The past couple of days have found me sighing deeply and saying things like, "Eliot Spitzer, I'm not angry with you, but I'm very, very disappointed," and "Eliot Spitzer, didn't I warn you that pride comes before a fall?" and, months before, "Eliot Spitzer, Joe Bruno is a fucking street fighter and he will take you down one way or another so, for the love of God,  stop taunting him. Prep school did not prepare you for this. We're talking M-O-B here, and not the kind that Michael Kors disparages."

Anyway. I thought that Spitzer would "fall" and "break his knees" while running one day, but I suppose resigning in disgrace after being implicated in a high-class prostitution scandal is close enough. Not that he didn't get himself into it through his own obviously illegal and tacky actions, but the whole thing smacks of ... something. (David Byrne agrees.)

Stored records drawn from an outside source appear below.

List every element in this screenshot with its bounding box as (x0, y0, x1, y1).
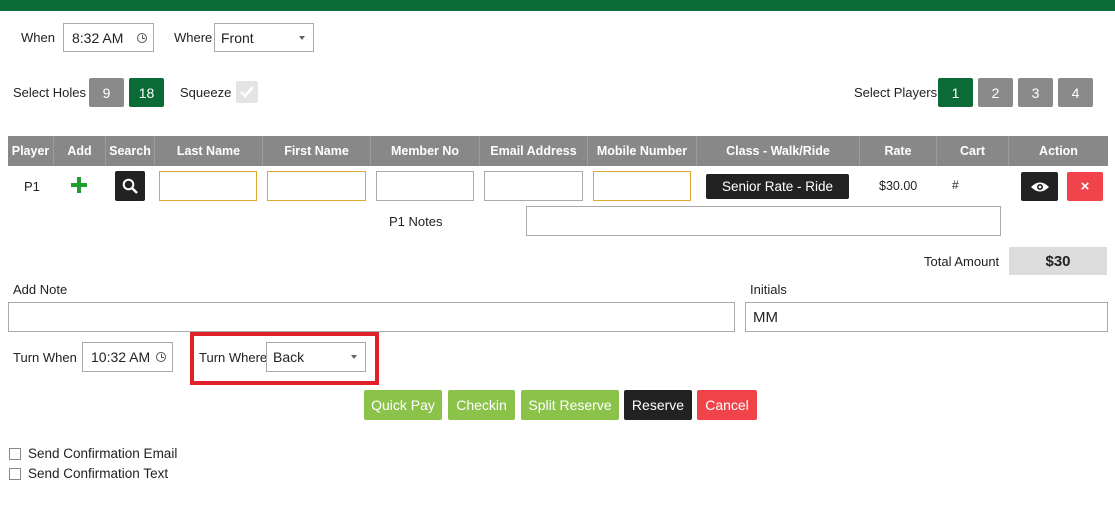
initials-value: MM (753, 308, 778, 326)
players-4-button[interactable]: 4 (1058, 78, 1093, 107)
players-table-header: Player Add Search Last Name First Name M… (8, 136, 1108, 166)
where-select[interactable]: Front (214, 23, 314, 52)
clock-icon (156, 352, 166, 362)
chevron-down-icon (351, 355, 357, 359)
where-select-value: Front (221, 29, 254, 46)
search-button[interactable] (115, 171, 145, 201)
send-email-checkbox[interactable] (9, 447, 21, 460)
initials-input[interactable]: MM (745, 302, 1108, 332)
turn-when-label: Turn When (13, 350, 77, 365)
send-text-checkbox[interactable] (9, 467, 21, 480)
column-header: Class - Walk/Ride (697, 136, 860, 166)
member-no-input[interactable] (376, 171, 474, 201)
chevron-down-icon (299, 35, 305, 40)
turn-when-time-input[interactable]: 10:32 AM (82, 342, 173, 372)
column-header: Mobile Number (588, 136, 697, 166)
column-header: Search (106, 136, 155, 166)
view-button[interactable] (1021, 172, 1058, 201)
add-note-input[interactable] (8, 302, 735, 332)
holes-18-button[interactable]: 18 (129, 78, 164, 107)
last-name-input[interactable] (159, 171, 257, 201)
turn-where-select-value: Back (273, 349, 305, 365)
turn-where-label: Turn Where (199, 350, 268, 365)
p1-notes-input[interactable] (526, 206, 1001, 236)
when-time-value: 8:32 AM (72, 29, 124, 46)
quick-pay-button[interactable]: Quick Pay (364, 390, 442, 420)
checkin-button[interactable]: Checkin (448, 390, 515, 420)
check-icon (240, 86, 254, 98)
select-holes-label: Select Holes (13, 85, 86, 100)
send-email-label: Send Confirmation Email (28, 446, 178, 461)
mobile-number-input[interactable] (593, 171, 691, 201)
clock-icon (137, 32, 147, 43)
column-header: Cart (937, 136, 1009, 166)
add-player-icon[interactable] (71, 177, 87, 193)
p1-notes-label: P1 Notes (389, 214, 443, 229)
when-label: When (21, 30, 55, 45)
turn-when-time-value: 10:32 AM (91, 349, 151, 365)
rate-value: $30.00 (879, 179, 918, 193)
column-header: Last Name (155, 136, 263, 166)
column-header: Add (54, 136, 106, 166)
cancel-button[interactable]: Cancel (697, 390, 757, 420)
when-time-input[interactable]: 8:32 AM (63, 23, 154, 52)
reserve-button[interactable]: Reserve (624, 390, 692, 420)
first-name-input[interactable] (267, 171, 366, 201)
holes-9-button[interactable]: 9 (89, 78, 124, 107)
send-text-label: Send Confirmation Text (28, 466, 169, 481)
squeeze-label: Squeeze (180, 85, 232, 100)
where-label: Where (174, 30, 213, 45)
column-header: First Name (263, 136, 371, 166)
player-label: P1 (24, 179, 40, 194)
email-address-input[interactable] (484, 171, 583, 201)
cart-value: # (952, 178, 959, 192)
eye-icon (1030, 182, 1049, 191)
total-amount-label: Total Amount (924, 254, 1000, 269)
players-2-button[interactable]: 2 (978, 78, 1013, 107)
search-icon (122, 178, 138, 194)
squeeze-checkbox[interactable] (236, 81, 258, 103)
column-header: Email Address (480, 136, 588, 166)
top-bar (0, 0, 1115, 11)
column-header: Member No (371, 136, 480, 166)
delete-player-button[interactable]: × (1067, 172, 1103, 201)
class-walk-ride-button[interactable]: Senior Rate - Ride (706, 174, 849, 199)
column-header: Action (1039, 144, 1078, 158)
players-1-button[interactable]: 1 (938, 78, 973, 107)
players-3-button[interactable]: 3 (1018, 78, 1053, 107)
select-players-label: Select Players (854, 85, 938, 100)
turn-where-select[interactable]: Back (266, 342, 366, 372)
send-confirmation-email-option[interactable]: Send Confirmation Email (9, 446, 177, 461)
column-header: Player (8, 136, 54, 166)
add-note-label: Add Note (13, 282, 68, 297)
send-confirmation-text-option[interactable]: Send Confirmation Text (9, 466, 168, 481)
total-amount-value: $30 (1009, 247, 1107, 275)
column-header: Rate (860, 136, 937, 166)
initials-label: Initials (750, 282, 787, 297)
split-reserve-button[interactable]: Split Reserve (521, 390, 619, 420)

Honestly, I'm more than a little heartbroken. Spitzer kicked ass as Attorney General. I was thrilled when I learned he was running for governor, I voted for him with enthusiasm and I was really rooting for him once he took office. But I have to say — he was a lousy governor. I was disappointed in him long before this all happened. I think it was about the time the second-to-most-recent MTA fare hike went through and he didn't do anything about it even though the agency had two sets of books, one of which showed a huge surplus, that I started to get suspicious that he wasn't going to do anything particularly helpful. And then when he got bogged down with all the infighting, I just wanted to shake him. And cry. Like it or not,  Bruno is an immovable object in New York State politics and, while Spitzer was a force to be reckoned with, he was not an unstoppable force by any stretch of the imagination.

When the story first broke the other day about him being involved with a prostitution ring, I looked around the office and asked if anyone even knew who the lt. governor was. None of us knew — and we're all reasonably aware (quasi-)journalists. I was ashamed; I used to know this kind of thing without thinking about it. I had to look up her last name, but I remember Betsy who used to fight with Pataki all the time because, well, she brooked no guff and was always in the news. Then Mary Donohue took over, and she was easy to remember even though she didn't do anything particularly memorable while in office because when I was in high school, she was the district attorney of the county I lived in and she would sometimes act as judge of the mock trial competitions I was in. The current lt. gov., David Paterson, who has not yet been sworn in as governor as of this writing as far as I know, has a good track record for issues that I think are important (pro alternative energy and stem cell research) and apparently is well respected by both parties. It's going to be very interesting to see how this plays out, though, however it goes, I'm proud of my state for (soon) having the first legally blind governor in the U.S. and a little shocked that he's New York's first African-American governor — and only the fourth in the country ever.

Sort of a disclaimer: For what it's worth, I grew up near Albany, and lived and worked downtown at a law-related nonprofit for several years after college. My last two years there, my office windows had a beautiful view of the Capitol building across the street. I used to see — and eavesdrop on — the bigwig politicians out and about at restaurants and bars. Not that it should lend any weight to any of my opinions, but I am speaking from my experience observing the Albany political machine at close range. (Also, I miss having my own office. It had a door I could close and more than one window.)